While creative endeavors and skilled jobs still maintain their value for labor, automated jobs are quickly being phased out by those with the means to reap more capital by building machines to do so. As www.motherboard.vice.com reports, "last year Google, Apple, Amazon, and Facebook were worth over $1 trillion combined, but employed just 150,000 people." With labor jobs dwindling and information jobs not escalating, what will workers do when their careers and cash all vanish thanks to the rich and their robots?

According to the Oxfam report "Working For The Few", "those richest 85 people across the globe share a combined wealth of £1 [trillion], as much as the poorest 3.5 billion of the world's population." With 85 people controlling the same amount of money as 3.5 billion, it is no surprise that ideas like wealth redistribution and possibly guaranteed minimum income may become serious social issues in the coming years.

How safe is your livelihood in the robot revolution?



Computer Program Passes Turing Test; Judged As Plausible 13-Year-Old Boy

Like a technological Pinocchio, a computer program called "Eugene Goostman" has convinced researchers that "he" is a real boy.

Ostensibly a 13-year-old boy from the Ukraine, the program was able to pass the Turing Test, which states that a computer could be considered to be "thinking" if it could fool 30 percent of researchers during a five-minute text conversation.

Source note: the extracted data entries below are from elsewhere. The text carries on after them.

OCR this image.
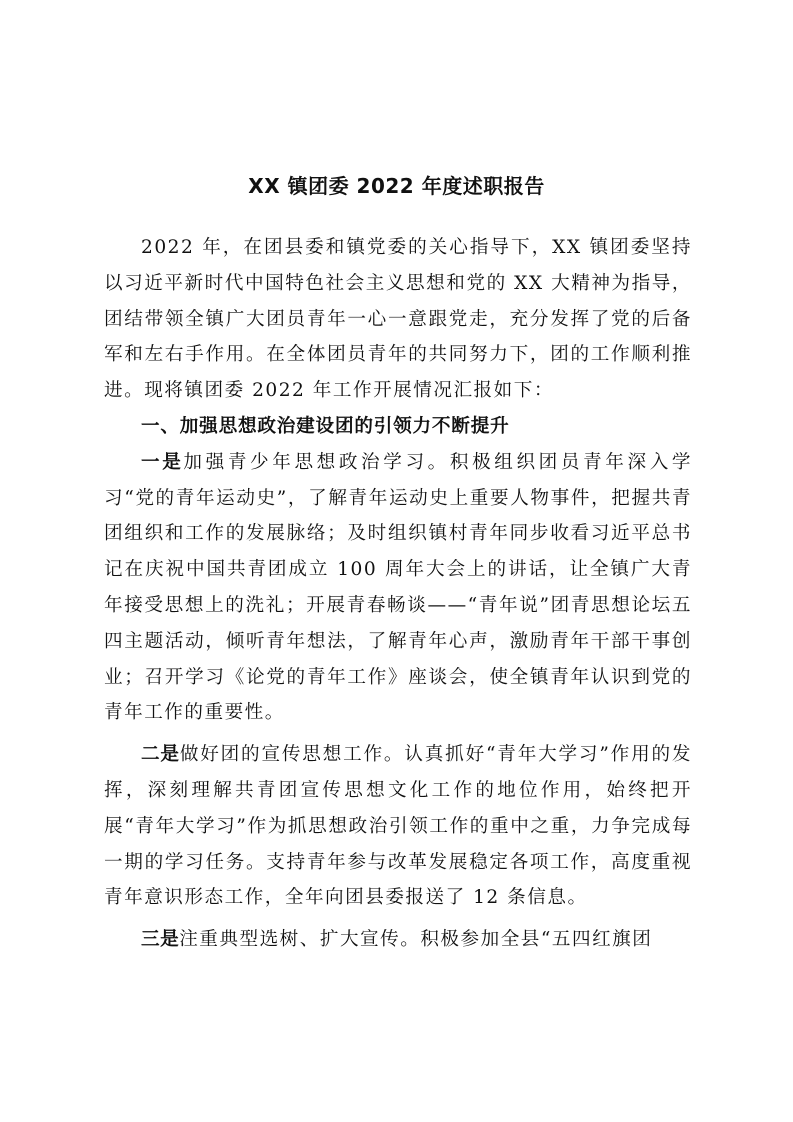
XX 镇团委 2022 年度述职报告

2022 年，在团县委和镇党委的关心指导下，XX 镇团委坚持以习近平新时代中国特色社会主义思想和党的 XX 大精神为指导，团结带领全镇广大团员青年一心一意跟党走，充分发挥了党的后备军和左右手作用。在全体团员青年的共同努力下，团的工作顺利推进。现将镇团委 2022 年工作开展情况汇报如下：

一、加强思想政治建设团的引领力不断提升

一是加强青少年思想政治学习。积极组织团员青年深入学习“党的青年运动史”，了解青年运动史上重要人物事件，把握共青团组织和工作的发展脉络；及时组织镇村青年同步收看习近平总书记在庆祝中国共青团成立 100 周年大会上的讲话，让全镇广大青年接受思想上的洗礼；开展青春畅谈——“青年说”团青思想论坛五四主题活动，倾听青年想法，了解青年心声，激励青年干部干事创业；召开学习《论党的青年工作》座谈会，使全镇青年认识到党的青年工作的重要性。

二是做好团的宣传思想工作。认真抓好“青年大学习”作用的发挥，深刻理解共青团宣传思想文化工作的地位作用，始终把开展“青年大学习”作为抓思想政治引领工作的重中之重，力争完成每一期的学习任务。支持青年参与改革发展稳定各项工作，高度重视青年意识形态工作，全年向团县委报送了 12 条信息。

三是注重典型选树、扩大宣传。积极参加全县“五四红旗团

First dictated in 1950 by computer pioneer Alan Turing, the test is considered the preeminent benchmark for computational philosophy and artificial intelligence. The Russian-made program, tested by the Royal Society in England, fooled 33 percent of its interrogators.

As reported by the Independent UK, in regards to his success Mr. Goostman stated, “I feel about beating the turing test in quite convenient way. Nothing original."

The success of the test brings about many questions, including many regarding the safety of computer users when dealing with possible cybercriminals. Fortunately the Goostman program has not evolved to a stage of teenage mischief...yet.

UPDATE:  The validity of this article has been proven wrong.  My apologies, that's what I get for trusting the corporate media and their wannabe-robot minds.